The two biggest parties in Parliament, the ruling Civic Democrats and the opposition Social Democrats, are looking for a path forward after the first round of the country’s direct presidential elections. In the elections, the Civic Democrats suffered a rout with their candidate Přemysl Sobotka coming second-to-last. And while Social Democrat Jiří Dienstbier fared far better, coming fourth, he also failed to advance.
For the Civic Democrats it is going to take a while for the sting of defeat – a veritable shellacking – to wear off: their candidate Přemysl Sobotka came in second-to-last besting only outspoken euro sceptic Jana Bobošíková. The poor finish was not altogether unexpected (opinion polls never placed Mr Sobotka high on the list of candidates), but the numbers once confirmed became impossible to ignore. President Václav Klaus, a former chairman of the party, said this in response to the weekend result:
“If no one was alarmed by the outcome of the regional elections just a few months ago, this is the second similar result. That suggests that something needs to be done.”
Former justice minister Jiří Pospíšil agrees that the Civic Democrats’ weekend showing was nothing less than a wake-up call:
“The results should be a major signal for all of the party’s leadership as well as the party’s ministers.”
Some members of the party, such as MP Boris Šťastný, a long time Klaus supporter, are equally unhappy and have not minced words: according to Štastný the party did “everything in the last months and weeks to drive away core voters” – a situation the prime minister was supposedly meant to have remedied after the Civic Democrats’ last leadership convention.
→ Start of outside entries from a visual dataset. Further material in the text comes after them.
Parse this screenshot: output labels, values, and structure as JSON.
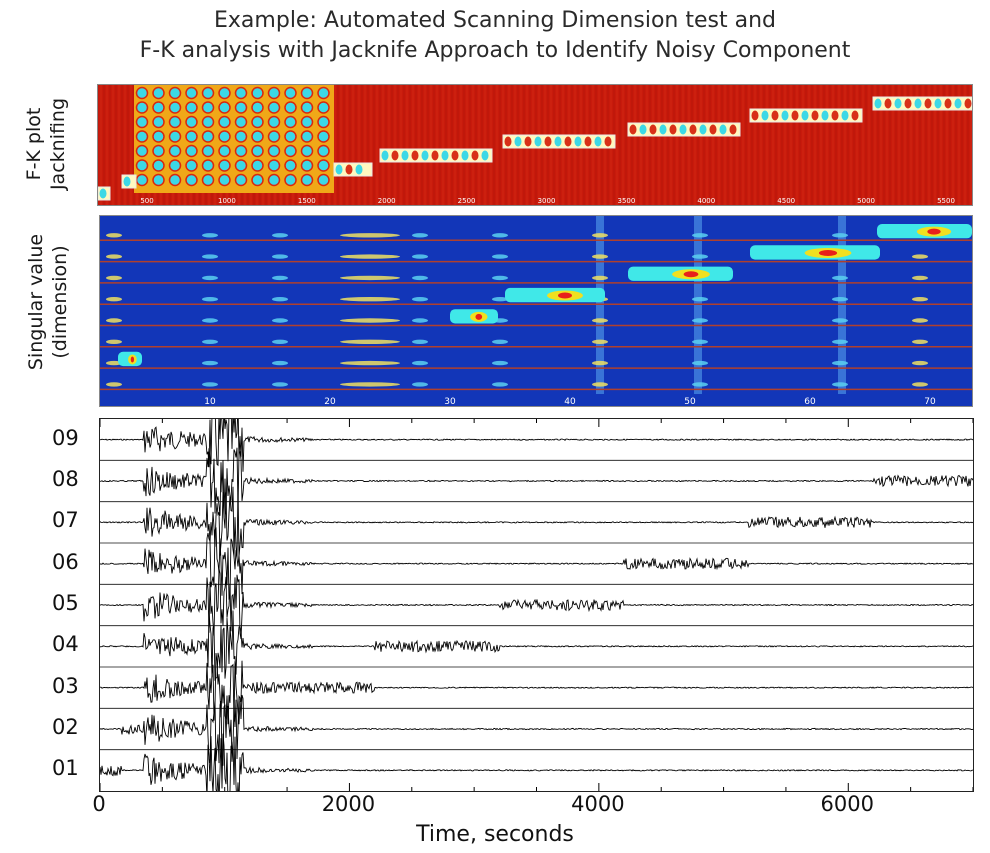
{
  "title_line1": "Example:  Automated Scanning Dimension test and",
  "title_line2": "F-K analysis with Jacknife Approach to Identify Noisy Component",
  "fk_panel": {
    "ylabel_line1": "F-K plot",
    "ylabel_line2": "Jacknifing",
    "xticks": [
      "500",
      "1000",
      "1500",
      "2000",
      "2500",
      "3000",
      "3500",
      "4000",
      "4500",
      "5000",
      "5500"
    ],
    "colors": {
      "background": "#c81a0c",
      "pattern": "#ffd21a",
      "cyan": "#3cd8e6"
    }
  },
  "sv_panel": {
    "ylabel_line1": "Singular value",
    "ylabel_line2": "(dimension)",
    "xticks": [
      "10",
      "20",
      "30",
      "40",
      "50",
      "60",
      "70"
    ],
    "colors": {
      "background": "#1236b8",
      "line": "#b0402c",
      "hot": "#e8201a"
    }
  },
  "chart_data": {
    "type": "line",
    "title": "",
    "xlabel": "Time, seconds",
    "ylabel": "",
    "xlim": [
      0,
      7000
    ],
    "xticks": [
      "0",
      "2000",
      "4000",
      "6000"
    ],
    "channels": [
      "09",
      "08",
      "07",
      "06",
      "05",
      "04",
      "03",
      "02",
      "01"
    ],
    "noisy_segments": [
      {
        "channel": "01",
        "start": 0,
        "end": 170
      },
      {
        "channel": "02",
        "start": 170,
        "end": 350
      },
      {
        "channel": "03",
        "start": 1200,
        "end": 2200
      },
      {
        "channel": "04",
        "start": 2200,
        "end": 3200
      },
      {
        "channel": "05",
        "start": 3200,
        "end": 4200
      },
      {
        "channel": "06",
        "start": 4200,
        "end": 5200
      },
      {
        "channel": "07",
        "start": 5200,
        "end": 6200
      },
      {
        "channel": "08",
        "start": 6200,
        "end": 7000
      }
    ],
    "event_window": {
      "start": 350,
      "end": 1700,
      "peak_start": 850,
      "peak_end": 1150
    }
  }
}
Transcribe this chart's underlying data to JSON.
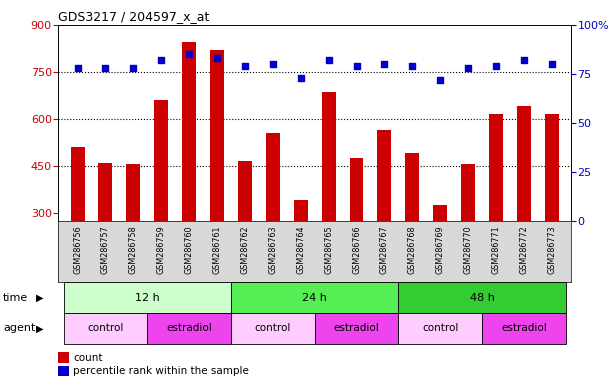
{
  "title": "GDS3217 / 204597_x_at",
  "samples": [
    "GSM286756",
    "GSM286757",
    "GSM286758",
    "GSM286759",
    "GSM286760",
    "GSM286761",
    "GSM286762",
    "GSM286763",
    "GSM286764",
    "GSM286765",
    "GSM286766",
    "GSM286767",
    "GSM286768",
    "GSM286769",
    "GSM286770",
    "GSM286771",
    "GSM286772",
    "GSM286773"
  ],
  "counts": [
    510,
    460,
    455,
    660,
    845,
    820,
    465,
    555,
    340,
    685,
    475,
    565,
    490,
    325,
    455,
    615,
    640,
    615
  ],
  "percentile_ranks": [
    78,
    78,
    78,
    82,
    85,
    83,
    79,
    80,
    73,
    82,
    79,
    80,
    79,
    72,
    78,
    79,
    82,
    80
  ],
  "ylim_left": [
    275,
    900
  ],
  "ylim_right": [
    0,
    100
  ],
  "yticks_left": [
    300,
    450,
    600,
    750,
    900
  ],
  "yticks_right": [
    0,
    25,
    50,
    75,
    100
  ],
  "bar_color": "#cc0000",
  "scatter_color": "#0000cc",
  "dotted_line_y": [
    450,
    600,
    750
  ],
  "time_groups": [
    {
      "label": "12 h",
      "start": 0,
      "end": 5,
      "color": "#ccffcc"
    },
    {
      "label": "24 h",
      "start": 6,
      "end": 11,
      "color": "#55ee55"
    },
    {
      "label": "48 h",
      "start": 12,
      "end": 17,
      "color": "#33cc33"
    }
  ],
  "agent_groups": [
    {
      "label": "control",
      "start": 0,
      "end": 2,
      "color": "#ffccff"
    },
    {
      "label": "estradiol",
      "start": 3,
      "end": 5,
      "color": "#ee44ee"
    },
    {
      "label": "control",
      "start": 6,
      "end": 8,
      "color": "#ffccff"
    },
    {
      "label": "estradiol",
      "start": 9,
      "end": 11,
      "color": "#ee44ee"
    },
    {
      "label": "control",
      "start": 12,
      "end": 14,
      "color": "#ffccff"
    },
    {
      "label": "estradiol",
      "start": 15,
      "end": 17,
      "color": "#ee44ee"
    }
  ],
  "legend_count_label": "count",
  "legend_pct_label": "percentile rank within the sample",
  "label_time": "time",
  "label_agent": "agent",
  "bar_width": 0.5,
  "bg_color": "#ffffff",
  "tick_color_left": "#cc0000",
  "tick_color_right": "#0000cc",
  "sample_label_bg": "#d8d8d8",
  "scatter_marker_size": 18
}
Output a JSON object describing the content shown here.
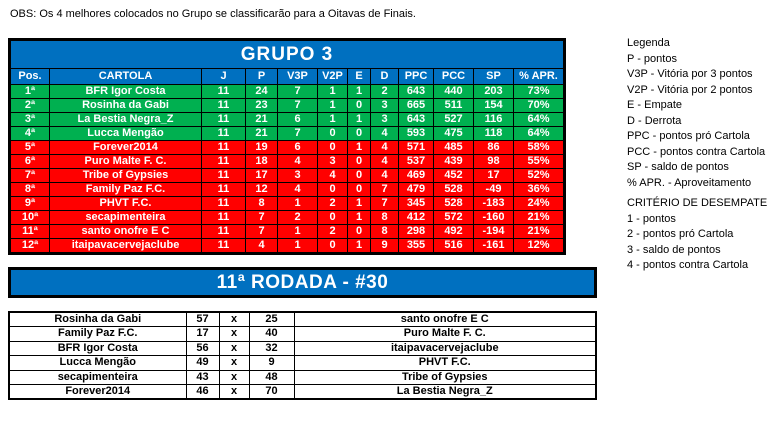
{
  "obs": "OBS: Os 4 melhores colocados no Grupo se classificarão para a Oitavas de Finais.",
  "colors": {
    "banner_blue": "#0070C0",
    "qualified_green": "#00B050",
    "eliminated_red": "#FF0000"
  },
  "group_table": {
    "title": "GRUPO 3",
    "columns": [
      "Pos.",
      "CARTOLA",
      "J",
      "P",
      "V3P",
      "V2P",
      "E",
      "D",
      "PPC",
      "PCC",
      "SP",
      "% APR."
    ],
    "rows": [
      {
        "pos": "1ª",
        "cartola": "BFR Igor Costa",
        "j": 11,
        "p": 24,
        "v3p": 7,
        "v2p": 1,
        "e": 1,
        "d": 2,
        "ppc": 643,
        "pcc": 440,
        "sp": 203,
        "apr": "73%",
        "zone": "qualified"
      },
      {
        "pos": "2ª",
        "cartola": "Rosinha da Gabi",
        "j": 11,
        "p": 23,
        "v3p": 7,
        "v2p": 1,
        "e": 0,
        "d": 3,
        "ppc": 665,
        "pcc": 511,
        "sp": 154,
        "apr": "70%",
        "zone": "qualified"
      },
      {
        "pos": "3ª",
        "cartola": "La Bestia Negra_Z",
        "j": 11,
        "p": 21,
        "v3p": 6,
        "v2p": 1,
        "e": 1,
        "d": 3,
        "ppc": 643,
        "pcc": 527,
        "sp": 116,
        "apr": "64%",
        "zone": "qualified"
      },
      {
        "pos": "4ª",
        "cartola": "Lucca Mengão",
        "j": 11,
        "p": 21,
        "v3p": 7,
        "v2p": 0,
        "e": 0,
        "d": 4,
        "ppc": 593,
        "pcc": 475,
        "sp": 118,
        "apr": "64%",
        "zone": "qualified"
      },
      {
        "pos": "5ª",
        "cartola": "Forever2014",
        "j": 11,
        "p": 19,
        "v3p": 6,
        "v2p": 0,
        "e": 1,
        "d": 4,
        "ppc": 571,
        "pcc": 485,
        "sp": 86,
        "apr": "58%",
        "zone": "eliminated"
      },
      {
        "pos": "6ª",
        "cartola": "Puro Malte F. C.",
        "j": 11,
        "p": 18,
        "v3p": 4,
        "v2p": 3,
        "e": 0,
        "d": 4,
        "ppc": 537,
        "pcc": 439,
        "sp": 98,
        "apr": "55%",
        "zone": "eliminated"
      },
      {
        "pos": "7ª",
        "cartola": "Tribe of Gypsies",
        "j": 11,
        "p": 17,
        "v3p": 3,
        "v2p": 4,
        "e": 0,
        "d": 4,
        "ppc": 469,
        "pcc": 452,
        "sp": 17,
        "apr": "52%",
        "zone": "eliminated"
      },
      {
        "pos": "8ª",
        "cartola": "Family Paz F.C.",
        "j": 11,
        "p": 12,
        "v3p": 4,
        "v2p": 0,
        "e": 0,
        "d": 7,
        "ppc": 479,
        "pcc": 528,
        "sp": -49,
        "apr": "36%",
        "zone": "eliminated"
      },
      {
        "pos": "9ª",
        "cartola": "PHVT F.C.",
        "j": 11,
        "p": 8,
        "v3p": 1,
        "v2p": 2,
        "e": 1,
        "d": 7,
        "ppc": 345,
        "pcc": 528,
        "sp": -183,
        "apr": "24%",
        "zone": "eliminated"
      },
      {
        "pos": "10ª",
        "cartola": "secapimenteira",
        "j": 11,
        "p": 7,
        "v3p": 2,
        "v2p": 0,
        "e": 1,
        "d": 8,
        "ppc": 412,
        "pcc": 572,
        "sp": -160,
        "apr": "21%",
        "zone": "eliminated"
      },
      {
        "pos": "11ª",
        "cartola": "santo onofre E C",
        "j": 11,
        "p": 7,
        "v3p": 1,
        "v2p": 2,
        "e": 0,
        "d": 8,
        "ppc": 298,
        "pcc": 492,
        "sp": -194,
        "apr": "21%",
        "zone": "eliminated"
      },
      {
        "pos": "12ª",
        "cartola": "itaipavacervejaclube",
        "j": 11,
        "p": 4,
        "v3p": 1,
        "v2p": 0,
        "e": 1,
        "d": 9,
        "ppc": 355,
        "pcc": 516,
        "sp": -161,
        "apr": "12%",
        "zone": "eliminated"
      }
    ]
  },
  "legend": {
    "title": "Legenda",
    "items": [
      "P - pontos",
      "V3P - Vitória por 3 pontos",
      "V2P - Vitória por 2 pontos",
      "E - Empate",
      "D - Derrota",
      "PPC - pontos pró Cartola",
      "PCC - pontos contra Cartola",
      "SP - saldo de pontos",
      "% APR. - Aproveitamento"
    ]
  },
  "tiebreaker": {
    "title": "CRITÉRIO DE DESEMPATE",
    "items": [
      "1 - pontos",
      "2 - pontos pró Cartola",
      "3 - saldo de pontos",
      "4 - pontos contra Cartola"
    ]
  },
  "round": {
    "title": "11ª RODADA - #30",
    "matches": [
      {
        "home": "Rosinha da Gabi",
        "home_score": 57,
        "sep": "x",
        "away_score": 25,
        "away": "santo onofre E C"
      },
      {
        "home": "Family Paz F.C.",
        "home_score": 17,
        "sep": "x",
        "away_score": 40,
        "away": "Puro Malte F. C."
      },
      {
        "home": "BFR Igor Costa",
        "home_score": 56,
        "sep": "x",
        "away_score": 32,
        "away": "itaipavacervejaclube"
      },
      {
        "home": "Lucca Mengão",
        "home_score": 49,
        "sep": "x",
        "away_score": 9,
        "away": "PHVT F.C."
      },
      {
        "home": "secapimenteira",
        "home_score": 43,
        "sep": "x",
        "away_score": 48,
        "away": "Tribe of Gypsies"
      },
      {
        "home": "Forever2014",
        "home_score": 46,
        "sep": "x",
        "away_score": 70,
        "away": "La Bestia Negra_Z"
      }
    ]
  }
}
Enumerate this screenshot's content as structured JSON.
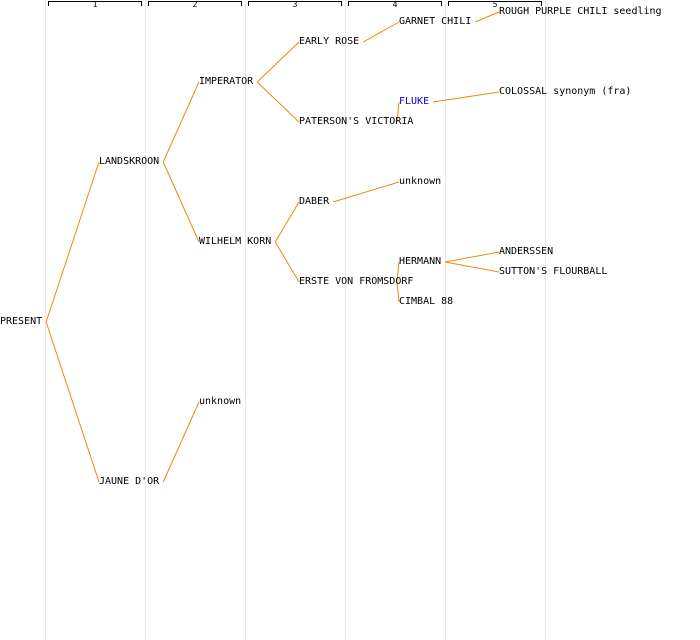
{
  "generations": [
    "1",
    "2",
    "3",
    "4",
    "5"
  ],
  "colors": {
    "link": "#f0890b",
    "text": "#000000",
    "highlight": "#0000cc",
    "gridline": "#e8e8e8"
  },
  "nodes": [
    {
      "id": "present",
      "label": "PRESENT",
      "gen": 0,
      "parent": null
    },
    {
      "id": "landskroon",
      "label": "LANDSKROON",
      "gen": 1,
      "parent": "present"
    },
    {
      "id": "jaune-dor",
      "label": "JAUNE D'OR",
      "gen": 1,
      "parent": "present"
    },
    {
      "id": "imperator",
      "label": "IMPERATOR",
      "gen": 2,
      "parent": "landskroon"
    },
    {
      "id": "wilhelm-korn",
      "label": "WILHELM KORN",
      "gen": 2,
      "parent": "landskroon"
    },
    {
      "id": "unknown-jaune",
      "label": "unknown",
      "gen": 2,
      "parent": "jaune-dor"
    },
    {
      "id": "early-rose",
      "label": "EARLY ROSE",
      "gen": 3,
      "parent": "imperator"
    },
    {
      "id": "patersons-victoria",
      "label": "PATERSON'S VICTORIA",
      "gen": 3,
      "parent": "imperator"
    },
    {
      "id": "daber",
      "label": "DABER",
      "gen": 3,
      "parent": "wilhelm-korn"
    },
    {
      "id": "erste-von-fromsdorf",
      "label": "ERSTE VON FROMSDORF",
      "gen": 3,
      "parent": "wilhelm-korn"
    },
    {
      "id": "garnet-chili",
      "label": "GARNET CHILI",
      "gen": 4,
      "parent": "early-rose"
    },
    {
      "id": "fluke",
      "label": "FLUKE",
      "gen": 4,
      "parent": "patersons-victoria",
      "highlight": true
    },
    {
      "id": "unknown-daber",
      "label": "unknown",
      "gen": 4,
      "parent": "daber"
    },
    {
      "id": "hermann",
      "label": "HERMANN",
      "gen": 4,
      "parent": "erste-von-fromsdorf"
    },
    {
      "id": "cimbal-88",
      "label": "CIMBAL 88",
      "gen": 4,
      "parent": "erste-von-fromsdorf"
    },
    {
      "id": "rough-purple-chili",
      "label": "ROUGH PURPLE CHILI seedling",
      "gen": 5,
      "parent": "garnet-chili"
    },
    {
      "id": "colossal",
      "label": "COLOSSAL synonym (fra)",
      "gen": 5,
      "parent": "fluke"
    },
    {
      "id": "anderssen",
      "label": "ANDERSSEN",
      "gen": 5,
      "parent": "hermann"
    },
    {
      "id": "suttons-flourball",
      "label": "SUTTON'S FLOURBALL",
      "gen": 5,
      "parent": "hermann"
    }
  ]
}
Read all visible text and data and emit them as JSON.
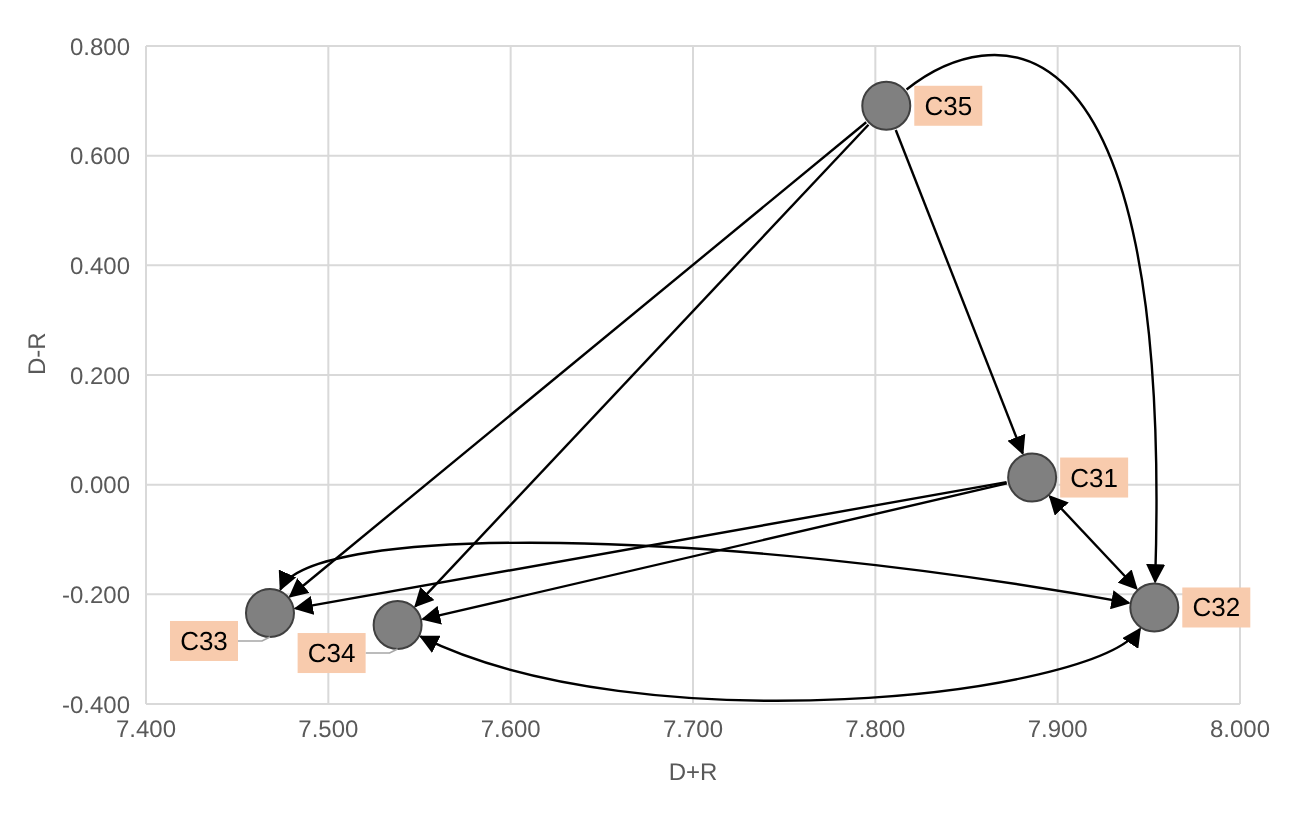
{
  "chart_data": {
    "type": "scatter",
    "xlabel": "D+R",
    "ylabel": "D-R",
    "x": [
      7.806,
      7.886,
      7.953,
      7.468,
      7.538
    ],
    "series": [
      {
        "color": "#808080",
        "values": [
          0.691,
          0.013,
          -0.224,
          -0.234,
          -0.256
        ]
      }
    ],
    "annotations": [
      {
        "text": "C35",
        "x": 7.806,
        "y": 0.691
      },
      {
        "text": "C31",
        "x": 7.886,
        "y": 0.013
      },
      {
        "text": "C32",
        "x": 7.953,
        "y": -0.224
      },
      {
        "text": "C33",
        "x": 7.468,
        "y": -0.234
      },
      {
        "text": "C34",
        "x": 7.538,
        "y": -0.256
      }
    ],
    "xlim": [
      7.4,
      8.0
    ],
    "xticks": [
      {
        "value": 7.4,
        "label": "7.400"
      },
      {
        "value": 7.5,
        "label": "7.500"
      },
      {
        "value": 7.6,
        "label": "7.600"
      },
      {
        "value": 7.7,
        "label": "7.700"
      },
      {
        "value": 7.8,
        "label": "7.800"
      },
      {
        "value": 7.9,
        "label": "7.900"
      },
      {
        "value": 8.0,
        "label": "8.000"
      }
    ],
    "ylim": [
      -0.4,
      0.8
    ],
    "yticks": [
      {
        "value": -0.4,
        "label": "-0.400"
      },
      {
        "value": -0.2,
        "label": "-0.200"
      },
      {
        "value": 0,
        "label": "0.000"
      },
      {
        "value": 0.2,
        "label": "0.200"
      },
      {
        "value": 0.4,
        "label": "0.400"
      },
      {
        "value": 0.6,
        "label": "0.600"
      },
      {
        "value": 0.8,
        "label": "0.800"
      }
    ],
    "grid": true,
    "marker": "circle"
  }
}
But exactly which steps could or should be taken remains unclear, at least for now: at a briefing in Prague on Tuesday Prime Minister Petr Nečas confirmed that the party was not taking the election results lightly but said flatly what had needed saying on the matter “had already been stated”. Instead, the prime minister focussed not on his party but firmly on the second round of the election, announcing that the Civic Democrat leadership was now fully backing colleague Karel Schwarzenberg the chairman government coalition partner TOP 09. Prime Minister Petr Nečas:
“We have always backed other right-wing candidates where we ourselves did not succeed. In this case we are being consistent and I would like to announce that the leadership of the Civic Democratic Party supports Karel Schwarzenberg; we are asking our voters to back him in the second round of the presidential election.”
For the opposition Social Democrats who to back in the runoff is not as clear cut: despite a weak recommendation on Saturday for former prime minister Miloš Zeman as the only remaining “leftist” candidate, many remain wary. As much as a third within the party are said to back the former Social Democrat, but others like Jiří Dienstbier, the Social Democrat candidate who finished fourth in the first round, remain openly opposed.
Throughout his campaign Mr Dienstbier repeatedly accused Mr Zeman of shady politics in the late 1990s and the turn of the millennium; in an online chat room with readers of financial daily Hospodářské noviny on Tuesday he made clear Zeman for him remained unacceptable. In his words, he could not support anyone tied to ‘mafioso capitalism’ and also suggested that Mr Zeman was a leftist in name only. Dienstbier, an anti-corruption candidate who could arguably run to head the Social Democrats in the future, has suggested that for voters on the political Left, the choice between Miloš Zeman and Karel Schwarzenberg was a most difficult one.